= Margate Marine & Pier =

Margate Marine & Pier was a ward of Margate Municipal District, Kent, England, prior to 1973. It had been a vacation resort since the late 19th century. When the Municipal District was included in the Thanet Borough in 1974, Marine & Pier ward elected 2 councillors to the new Borough at the elections of 1973 and 1976.

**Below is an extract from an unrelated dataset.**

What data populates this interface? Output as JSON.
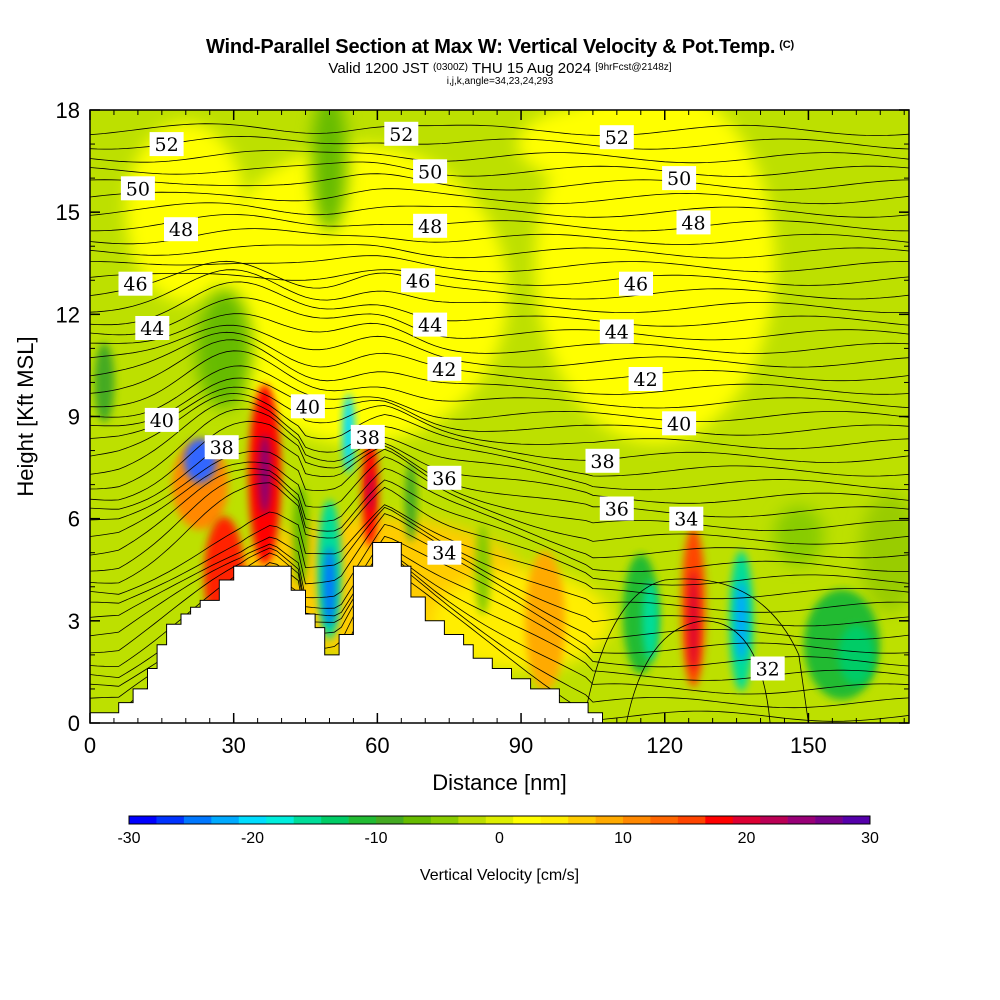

Margate Marine & Pier ward
| Party |  | Candidate | Votes | % | ±% |
|---|---|---|---|---|---|
|  | Conservative | C Hoser | 892 | 62.4% |  |
|  | Conservative | D Masters | 861 | 60.3% |  |
|  | Conservative | M Rowland | 817 | 57.2% |  |
|  | Labour | Mrs M Sankey | 537 | 37.8% |  |
|  | Labour | Mrs S Rowland | 528 | 36.9% |  |
|  | Labour | M Finegold | 480 | 33.6% |  |
| Majority |  |  | 355,324,280 |  |  |
| Turnout |  |  | 2,144 | 56.3% | 3,810 |

Margate Marine & Pier ward
| Party |  | Candidate | Votes | % | ±% |
|---|---|---|---|---|---|
|  | Conservative | C Hoser | 863 | 43.2% |  |
|  | Conservative | D Masters | 816 | 40.8% |  |
|  | Conservative | M Rowland | 773 | 38.7% |  |
|  | Independent | P Mortlock (Ratepayers) | 552 | 27.6% |  |
|  | Independent | D Greig (Ratepayers) | 539 | 27.0% |  |
|  | Labour | C Harvey | 487 | 24.9% |  |
|  | Independent | Mrs B Leadbeater (Ratepayers) | 471 | 23.6% |  |
| Majority |  |  | 311,264,221 |  |  |
| Turnout |  |  | 1,998 | 51.0% | 3,917 |

The election of 1979 was fought on revised boundaries and Margate Marine & Pier ward had been split between Marine and Pier wards, each electing one councillors.